In his first term – as pointed out by Joseph Nye, the person who coined the term “soft power” – Trump had eroded U.S. soft power, which was already facing a longer-term decline. The Biden administration was, at least in part, able to recover this by putting a lot of emphasis on the need to protect democracy and alliances.
In the same period, a mixture of geopolitical and geoeconomic developments caused a significant setback in China’s image among Western developed economies. One important factor was China siding with Russia after Vladimir Putin’s decision to invade Ukraine and thus bring war back to Europe. This pushed Europe to adopt a much more critical approach toward China. Other crucial components have been Beijing’s increasing techno-scientific influence, which has pushed Europe and, especially, the U.S. to adopt a “containment policy” toward China to maintain technological, economic, and military superiority. At the same time, China’s overcapacity has also put stress on European and U.S. markets and industries, causing additional tension with Beijing. All these elements have contributed dramatically to reducing China’s soft power, at least in the Western world, after many years in which Beijing had become increasingly interconnected with and embedded into Western economic, political, and cultural life.
But now, as Trump’s second term reveals itself to be much more aggressive than the first, U.S. soft power might experience an irreversible decline, leaving some space for a rebound of China’s soft power.
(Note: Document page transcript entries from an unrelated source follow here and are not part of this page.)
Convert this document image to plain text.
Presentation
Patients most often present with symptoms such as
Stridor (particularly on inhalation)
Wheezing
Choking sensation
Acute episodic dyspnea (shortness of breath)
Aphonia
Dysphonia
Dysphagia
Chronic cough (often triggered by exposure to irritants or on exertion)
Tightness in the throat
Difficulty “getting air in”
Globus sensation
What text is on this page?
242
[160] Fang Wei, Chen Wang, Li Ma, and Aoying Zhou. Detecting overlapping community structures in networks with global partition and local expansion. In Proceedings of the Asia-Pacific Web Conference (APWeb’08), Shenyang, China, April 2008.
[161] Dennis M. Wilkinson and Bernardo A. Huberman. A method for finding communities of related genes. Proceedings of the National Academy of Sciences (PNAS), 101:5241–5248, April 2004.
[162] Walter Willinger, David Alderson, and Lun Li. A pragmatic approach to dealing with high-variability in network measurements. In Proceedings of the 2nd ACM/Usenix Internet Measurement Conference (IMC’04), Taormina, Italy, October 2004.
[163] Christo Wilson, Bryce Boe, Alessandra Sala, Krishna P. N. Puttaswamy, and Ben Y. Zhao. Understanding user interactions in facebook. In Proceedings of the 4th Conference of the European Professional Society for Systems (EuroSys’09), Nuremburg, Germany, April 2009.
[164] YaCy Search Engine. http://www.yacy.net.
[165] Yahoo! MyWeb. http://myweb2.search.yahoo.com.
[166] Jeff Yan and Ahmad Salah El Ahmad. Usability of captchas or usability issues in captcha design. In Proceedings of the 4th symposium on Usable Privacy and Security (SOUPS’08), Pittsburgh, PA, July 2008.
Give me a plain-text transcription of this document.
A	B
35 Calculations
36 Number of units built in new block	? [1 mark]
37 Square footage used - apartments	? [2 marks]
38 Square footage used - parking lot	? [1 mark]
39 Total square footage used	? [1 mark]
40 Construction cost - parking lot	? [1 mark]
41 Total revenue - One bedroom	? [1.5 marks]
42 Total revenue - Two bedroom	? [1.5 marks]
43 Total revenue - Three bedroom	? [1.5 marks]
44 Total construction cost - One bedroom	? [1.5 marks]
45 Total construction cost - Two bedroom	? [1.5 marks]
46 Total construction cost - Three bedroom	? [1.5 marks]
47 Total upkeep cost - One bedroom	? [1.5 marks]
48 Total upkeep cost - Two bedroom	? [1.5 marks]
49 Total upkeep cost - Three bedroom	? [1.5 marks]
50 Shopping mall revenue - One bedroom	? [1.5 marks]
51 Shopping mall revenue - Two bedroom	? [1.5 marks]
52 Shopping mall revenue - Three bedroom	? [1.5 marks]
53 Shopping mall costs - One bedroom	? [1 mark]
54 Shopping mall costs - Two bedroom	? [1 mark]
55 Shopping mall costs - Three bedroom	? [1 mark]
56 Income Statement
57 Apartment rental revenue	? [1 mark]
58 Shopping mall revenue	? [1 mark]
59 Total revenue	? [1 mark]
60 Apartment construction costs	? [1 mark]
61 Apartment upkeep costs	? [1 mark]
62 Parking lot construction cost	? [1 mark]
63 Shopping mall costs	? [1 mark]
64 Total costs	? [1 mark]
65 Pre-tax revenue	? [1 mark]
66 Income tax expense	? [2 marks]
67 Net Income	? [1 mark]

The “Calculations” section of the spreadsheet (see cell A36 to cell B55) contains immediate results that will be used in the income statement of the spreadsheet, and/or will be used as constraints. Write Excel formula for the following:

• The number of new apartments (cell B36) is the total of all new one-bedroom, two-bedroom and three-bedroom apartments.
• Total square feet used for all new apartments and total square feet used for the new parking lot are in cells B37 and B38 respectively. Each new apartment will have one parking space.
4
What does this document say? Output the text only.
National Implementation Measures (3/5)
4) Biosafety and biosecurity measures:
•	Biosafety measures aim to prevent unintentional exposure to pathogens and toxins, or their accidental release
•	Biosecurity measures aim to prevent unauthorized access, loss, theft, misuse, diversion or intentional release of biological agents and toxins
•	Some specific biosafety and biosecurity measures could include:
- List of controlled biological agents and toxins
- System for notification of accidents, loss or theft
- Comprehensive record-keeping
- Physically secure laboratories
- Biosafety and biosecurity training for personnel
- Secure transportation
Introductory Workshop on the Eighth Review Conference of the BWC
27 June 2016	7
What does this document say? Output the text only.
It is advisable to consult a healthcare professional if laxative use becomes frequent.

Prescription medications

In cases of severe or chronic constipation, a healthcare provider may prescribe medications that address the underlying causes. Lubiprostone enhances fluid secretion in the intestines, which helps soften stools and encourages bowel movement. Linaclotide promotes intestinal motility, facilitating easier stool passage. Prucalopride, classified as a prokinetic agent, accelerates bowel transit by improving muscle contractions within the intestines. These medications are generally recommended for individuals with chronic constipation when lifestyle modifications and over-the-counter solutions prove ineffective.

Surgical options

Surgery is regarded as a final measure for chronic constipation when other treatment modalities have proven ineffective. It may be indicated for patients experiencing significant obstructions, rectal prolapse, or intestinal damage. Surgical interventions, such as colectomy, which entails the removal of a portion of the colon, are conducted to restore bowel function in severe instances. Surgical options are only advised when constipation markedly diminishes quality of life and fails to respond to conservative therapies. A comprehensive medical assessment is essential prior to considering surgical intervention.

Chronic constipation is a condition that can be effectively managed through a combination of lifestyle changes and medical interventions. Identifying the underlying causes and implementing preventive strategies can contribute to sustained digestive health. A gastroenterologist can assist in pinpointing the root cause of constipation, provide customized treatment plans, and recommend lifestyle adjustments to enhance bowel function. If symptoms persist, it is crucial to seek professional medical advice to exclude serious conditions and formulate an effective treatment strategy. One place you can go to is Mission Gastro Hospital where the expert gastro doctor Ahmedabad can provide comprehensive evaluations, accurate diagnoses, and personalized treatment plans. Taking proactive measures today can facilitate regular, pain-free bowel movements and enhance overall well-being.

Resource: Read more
The abrupt dismantling of USAID has halted essential humanitarian projects, healthcare initiatives, vaccination campaigns, and educational programs, directly harming vulnerable populations worldwide. This vacuum provides Beijing with a significant opportunity to expand its influence through global health diplomacy, especially in the Global South and Africa. China has increasingly positioned itself as a reliable health partner, providing medical aid, vaccines, and healthcare infrastructure to developing countries. In Africa, China’s extensive provision of medical supplies, training of local health workers, and the deployment of medical teams have deepened Beijing’s diplomatic ties and bolstered its image as a pragmatic and dependable ally.
The same is true for Trump’s cuts to Voice of America and Radio Free Asia, which have been well received by The Global Times, a Chinese Communist Party-led tabloid, reflecting the geopolitical advantage Beijing gains as the United States retreats from its traditional soft power roles. These cuts significantly diminish the U.S. ability to counter China’s narratives, especially in regions where Beijing seeks to project influence without Western interference. China’s own international broadcasting and media platforms, such as CGTN and Xinhua, now face less competition in shaping global perceptions, particularly across the developing world and Africa, where U.S. media previously offered alternative viewpoints. The erosion of U.S. media outreach allows Beijing to more effectively promote its state-centric narratives, reinforcing the image of China as a reliable partner and diminishing the resonance of criticisms related to human rights abuses or authoritarian governance.
Thus, Trump’s disengagement unintentionally empowers Beijing, enabling it to expand further its influence within existing institutions while simultaneously promoting its alternative vision of multilateralism amid an increasingly vulnerable international system.